C’è sempre un po’ di tatto emotivo, quasi un infantile timore nel percorrere i viali della mente. Un sentimento nel quale si confondono curiosità e ritrosia, desiderio e atarassia. Basta essere sfiorati per un solo istante da un pensiero, da un ricordo, da uno sguardo, da uno scorcio inaspettato e la nostra mente si ritrova a produrre cortometraggi neurali. La vita quotidiana che conduciamo (un momento: siamo noi a condurre la vita o è la vita che conduce noi?) apre costantemente una finestra sulla realtà, creando in tal modo una sorta di prospettiva privilegiata sugli eventi dalla quale sarebbe impossibile (e irrazionale) esimersi.

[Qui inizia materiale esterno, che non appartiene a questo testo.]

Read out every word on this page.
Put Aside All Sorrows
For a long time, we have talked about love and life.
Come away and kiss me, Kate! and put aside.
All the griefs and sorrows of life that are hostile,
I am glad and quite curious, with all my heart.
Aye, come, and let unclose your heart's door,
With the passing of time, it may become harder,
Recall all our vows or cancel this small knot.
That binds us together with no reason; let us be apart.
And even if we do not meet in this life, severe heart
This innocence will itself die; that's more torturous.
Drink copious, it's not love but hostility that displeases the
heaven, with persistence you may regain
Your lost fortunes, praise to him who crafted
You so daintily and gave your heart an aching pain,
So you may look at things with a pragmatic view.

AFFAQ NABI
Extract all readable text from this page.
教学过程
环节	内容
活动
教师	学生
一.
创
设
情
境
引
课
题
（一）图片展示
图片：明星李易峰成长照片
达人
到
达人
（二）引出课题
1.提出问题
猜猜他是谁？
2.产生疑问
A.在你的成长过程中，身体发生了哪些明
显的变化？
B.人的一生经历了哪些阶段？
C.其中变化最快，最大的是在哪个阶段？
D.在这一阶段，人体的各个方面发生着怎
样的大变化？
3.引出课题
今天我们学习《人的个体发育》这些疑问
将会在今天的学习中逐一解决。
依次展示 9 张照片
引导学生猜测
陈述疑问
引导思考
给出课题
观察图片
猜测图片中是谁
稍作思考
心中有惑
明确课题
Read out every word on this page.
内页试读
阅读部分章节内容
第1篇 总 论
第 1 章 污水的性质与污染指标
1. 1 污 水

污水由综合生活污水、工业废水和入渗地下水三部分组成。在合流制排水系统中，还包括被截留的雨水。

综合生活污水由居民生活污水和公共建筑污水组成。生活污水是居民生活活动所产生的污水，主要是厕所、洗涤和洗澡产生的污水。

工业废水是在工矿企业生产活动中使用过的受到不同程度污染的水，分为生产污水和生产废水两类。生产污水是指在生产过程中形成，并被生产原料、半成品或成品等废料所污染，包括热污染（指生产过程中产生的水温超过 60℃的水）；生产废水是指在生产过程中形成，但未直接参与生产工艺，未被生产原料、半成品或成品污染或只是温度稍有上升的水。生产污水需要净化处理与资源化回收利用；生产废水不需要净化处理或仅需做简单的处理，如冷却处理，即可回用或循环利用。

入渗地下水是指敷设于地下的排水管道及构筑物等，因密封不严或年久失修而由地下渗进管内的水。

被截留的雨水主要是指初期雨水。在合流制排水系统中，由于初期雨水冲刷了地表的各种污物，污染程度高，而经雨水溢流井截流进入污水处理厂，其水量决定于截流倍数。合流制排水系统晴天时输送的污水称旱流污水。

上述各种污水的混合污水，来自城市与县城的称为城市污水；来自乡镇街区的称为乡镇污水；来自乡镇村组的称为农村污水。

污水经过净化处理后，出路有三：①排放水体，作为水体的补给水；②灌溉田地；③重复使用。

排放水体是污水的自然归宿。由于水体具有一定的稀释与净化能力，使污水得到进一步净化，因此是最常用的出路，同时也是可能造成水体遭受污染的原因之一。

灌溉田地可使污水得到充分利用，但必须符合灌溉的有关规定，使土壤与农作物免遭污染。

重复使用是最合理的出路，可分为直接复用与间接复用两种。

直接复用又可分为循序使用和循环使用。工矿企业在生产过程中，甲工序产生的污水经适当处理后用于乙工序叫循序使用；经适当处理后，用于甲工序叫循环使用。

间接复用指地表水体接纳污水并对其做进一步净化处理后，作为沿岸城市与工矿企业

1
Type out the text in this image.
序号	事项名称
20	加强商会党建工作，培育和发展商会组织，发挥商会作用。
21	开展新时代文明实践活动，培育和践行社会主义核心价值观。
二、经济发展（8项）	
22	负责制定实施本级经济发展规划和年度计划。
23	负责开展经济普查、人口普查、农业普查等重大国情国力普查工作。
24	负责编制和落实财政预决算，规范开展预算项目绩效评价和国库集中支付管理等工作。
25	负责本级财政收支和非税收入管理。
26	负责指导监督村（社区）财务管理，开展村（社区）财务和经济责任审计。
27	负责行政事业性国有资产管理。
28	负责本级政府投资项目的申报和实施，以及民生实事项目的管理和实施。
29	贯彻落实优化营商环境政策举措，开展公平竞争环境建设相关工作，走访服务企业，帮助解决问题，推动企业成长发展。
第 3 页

Talvolta è solo un minuscolo buco della serratura nel quale solo gli animi più curiosi osano spiare timidamente, talaltra è un bel panorama verdeggiante e immenso ma gli occhi dell’animo sono dormienti, assopiti in un oblio caldo e confortevole: in una sola parola, comodo.

 

Lasciar scorrere gli eventi, vivere in una malferma e vacillante imperturbabilità travestita da noncuranza è l’ingresso per l’annichilimento dell’essere. Di contro, stupirsi, indignarsi, confrontarsi, animarsi: sono propulsori, sono micce in grado di innescare falò intellettivi.

Che cosa saremmo se camminassimo sordi e bendati fra le mille contingenze che offre la vita? Lasciamo che la realtà, lo scorrere del tempo entrino dirompenti nelle nostre esistenze; lasciamo che qualche misterioso vento mischi le carte in gioco. Apriamo gli occhi e muoviamoci desiderosi di incantarci, di appagare l’animo. Tutto attorno a noi esprime qualcosa e tenta di comunicarlo in maniera velata, tacita.

Questa Città evoca memorie dal passato e sprigiona energie per il futuro uniche. Questo mare ci sussurra di popoli che hanno solcato onde e intemperie alla ricerca di nuovi spazi e di infiniti orizzonti.

Noi siamo qui, nel nostro tempo, a plasmare il nostro presente, a renderlo realmente vivo e ricco, perennemente in movimento: scenografia perfetta per il cortometraggio perfetto.